4 July 1975 – “Can’t Get Over Loving You” c/w “Let’s Go” (Polydor 2058 603). 

10 October 1975 – “Hello Nadine” c/w “Bottle Of Beer” (Polydor 2058 654). 

February 1976 – ‘IMPALA SAGA’ LP, music-cassette (Polydor 2383 364) with Side one: (1) ‘Hello Nadine’ 3:22, (2) ‘Never Mind I’ve Still Got My Rock ‘n’ Roll’ 1:40, (3) ‘Ain’t Too Bad’ 3:15, (4) ‘Too Fast’ 2:30, (5) ‘It’s A Secret’ 3:14, (6) ‘Impala Saga’ 4:45. Side two: (1) ‘Bottle Of Beer’ 2:55, (2) ‘Get Down On Your Baby’ 7:53, (3) ‘Hit Me’ 5:21, (4) ‘Quiet Man’ 3:58, (5) ‘Never Mind I’ve Still Got My Rock ‘n’ Roll: Reprise’ 0:56. There was a German and French single “It’s A Secret” c/w “English Girls” (Polydor 2058 713), with a South African release as Polydor PS445. 

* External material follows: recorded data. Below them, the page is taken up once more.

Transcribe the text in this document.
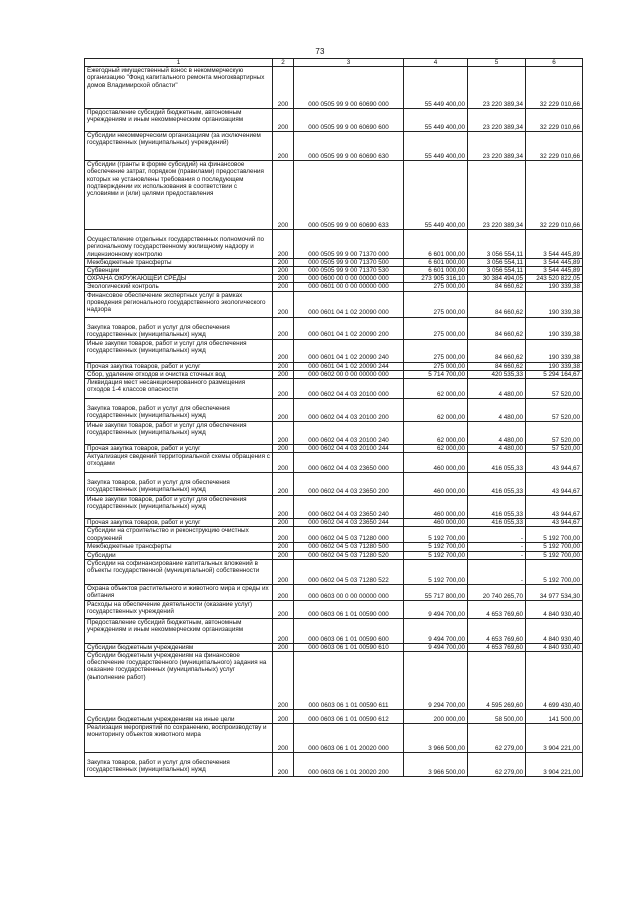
73
1	2	3	4	5	6
Ежегодный имущественный взнос в некоммерческую организацию "Фонд капитального ремонта многоквартирных домов Владимирской области"	200	000 0505 99 9 00 60690 000	55 449 400,00	23 220 389,34	32 229 010,66
Предоставление субсидий бюджетным, автономным учреждениям и иным некоммерческим организациям	200	000 0505 99 9 00 60690 600	55 449 400,00	23 220 389,34	32 229 010,66
Субсидии некоммерческим организациям (за исключением государственных (муниципальных) учреждений)	200	000 0505 99 9 00 60690 630	55 449 400,00	23 220 389,34	32 229 010,66
Субсидии (гранты в форме субсидий) на финансовое обеспечение затрат, порядком (правилами) предоставления которых не установлены требования о последующем подтверждении их использования в соответствии с условиями и (или) целями предоставления	200	000 0505 99 9 00 60690 633	55 449 400,00	23 220 389,34	32 229 010,66
Осуществление отдельных государственных полномочий по региональному государственному жилищному надзору и лицензионному контролю	200	000 0505 99 9 00 71370 000	6 601 000,00	3 056 554,11	3 544 445,89
Межбюджетные трансферты	200	000 0505 99 9 00 71370 500	6 601 000,00	3 056 554,11	3 544 445,89
Субвенции	200	000 0505 99 9 00 71370 530	6 601 000,00	3 056 554,11	3 544 445,89
ОХРАНА ОКРУЖАЮЩЕЙ СРЕДЫ	200	000 0600 00 0 00 00000 000	273 905 316,10	30 384 494,05	243 520 822,05
Экологический контроль	200	000 0601 00 0 00 00000 000	275 000,00	84 660,62	190 339,38
Финансовое обеспечение экспертных услуг в рамках проведения регионального государственного экологического надзора	200	000 0601 04 1 02 20090 000	275 000,00	84 660,62	190 339,38
Закупка товаров, работ и услуг для обеспечения государственных (муниципальных) нужд	200	000 0601 04 1 02 20090 200	275 000,00	84 660,62	190 339,38
Иные закупки товаров, работ и услуг для обеспечения государственных (муниципальных) нужд	200	000 0601 04 1 02 20090 240	275 000,00	84 660,62	190 339,38
Прочая закупка товаров, работ и услуг	200	000 0601 04 1 02 20090 244	275 000,00	84 660,62	190 339,38
Сбор, удаление отходов и очистка сточных вод	200	000 0602 00 0 00 00000 000	5 714 700,00	420 535,33	5 294 164,67
Ликвидация мест несанкционированного размещения отходов 1-4 классов опасности	200	000 0602 04 4 03 20100 000	62 000,00	4 480,00	57 520,00
Закупка товаров, работ и услуг для обеспечения государственных (муниципальных) нужд	200	000 0602 04 4 03 20100 200	62 000,00	4 480,00	57 520,00
Иные закупки товаров, работ и услуг для обеспечения государственных (муниципальных) нужд	200	000 0602 04 4 03 20100 240	62 000,00	4 480,00	57 520,00
Прочая закупка товаров, работ и услуг	200	000 0602 04 4 03 20100 244	62 000,00	4 480,00	57 520,00
Актуализация сведений территориальной схемы обращения с отходами	200	000 0602 04 4 03 23650 000	460 000,00	416 055,33	43 944,67
Закупка товаров, работ и услуг для обеспечения государственных (муниципальных) нужд	200	000 0602 04 4 03 23650 200	460 000,00	416 055,33	43 944,67
Иные закупки товаров, работ и услуг для обеспечения государственных (муниципальных) нужд	200	000 0602 04 4 03 23650 240	460 000,00	416 055,33	43 944,67
Прочая закупка товаров, работ и услуг	200	000 0602 04 4 03 23650 244	460 000,00	416 055,33	43 944,67
Субсидии на строительство и реконструкцию очистных сооружений	200	000 0602 04 5 03 71280 000	5 192 700,00	-	5 192 700,00
Межбюджетные трансферты	200	000 0602 04 5 03 71280 500	5 192 700,00	-	5 192 700,00
Субсидии	200	000 0602 04 5 03 71280 520	5 192 700,00	-	5 192 700,00
Субсидии на софинансирование капитальных вложений в объекты государственной (муниципальной) собственности	200	000 0602 04 5 03 71280 522	5 192 700,00	-	5 192 700,00
Охрана объектов растительного и животного мира и среды их обитания	200	000 0603 00 0 00 00000 000	55 717 800,00	20 740 265,70	34 977 534,30
Расходы на обеспечение деятельности (оказание услуг) государственных учреждений	200	000 0603 06 1 01 00590 000	9 494 700,00	4 653 769,60	4 840 930,40
Предоставление субсидий бюджетным, автономным учреждениям и иным некоммерческим организациям	200	000 0603 06 1 01 00590 600	9 494 700,00	4 653 769,60	4 840 930,40
Субсидии бюджетным учреждениям	200	000 0603 06 1 01 00590 610	9 494 700,00	4 653 769,60	4 840 930,40
Субсидии бюджетным учреждениям на финансовое обеспечение государственного (муниципального) задания на оказание государственных (муниципальных) услуг (выполнение работ)	200	000 0603 06 1 01 00590 611	9 294 700,00	4 595 269,60	4 699 430,40
Субсидии бюджетным учреждениям на иные цели	200	000 0603 06 1 01 00590 612	200 000,00	58 500,00	141 500,00
Реализация мероприятий по сохранению, воспроизводству и мониторингу объектов животного мира	200	000 0603 06 1 01 20020 000	3 966 500,00	62 279,00	3 904 221,00
Закупка товаров, работ и услуг для обеспечения государственных (муниципальных) нужд	200	000 0603 06 1 01 20020 200	3 966 500,00	62 279,00	3 904 221,00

30 July 1976 – “Don’t Let Go” c/w “Give Me Bop” (Polydor 2058 759). 

1977 – “Sur Le Pont D’Avignon” c/w “Feels Like I’m In Love” (Polydor 2058 847), recorded in Dick James Studio with Alan Blakley of the Tremeloes, released in limited territories including Canada, Belgium and France. 


15 April 1977 – “Heavy Foot Stomp” c/w “That’s My Baby” as Ray Dorset & Mungo Jerry (Polydor 2058 868). 

May 1977 – ‘LOVIN’ IN THE ALLEYS FIGHTIN’ IN THE STREETS’ as Ray Dorset & Mungo Jerry, LP, music-cassette (Polydor 2383 435) with Ray Dorset (guitar, harmonica, vocals), Chris Warnes (bass), Pete Sullivan (drums), Colin Earl (keyboards). 

10 June 1977 – ‘Mungo Rox’ EP as Ray Dorset & Mungo Jerry, with “All That A Woman Should Be” + “Dragster Queen” c/w “Get Down ON Your Baby” (Polydor 2230 103). 

11 November 1977 – “We’re OK” c/w “Let’s Make It” (Polydor 2058 947). 

March 1978 – ‘RAY DORSET & MUNGO JERRY’ as Ray Dorset & Mungo Jerry, LP, music-cassette (Polydor 2383 485).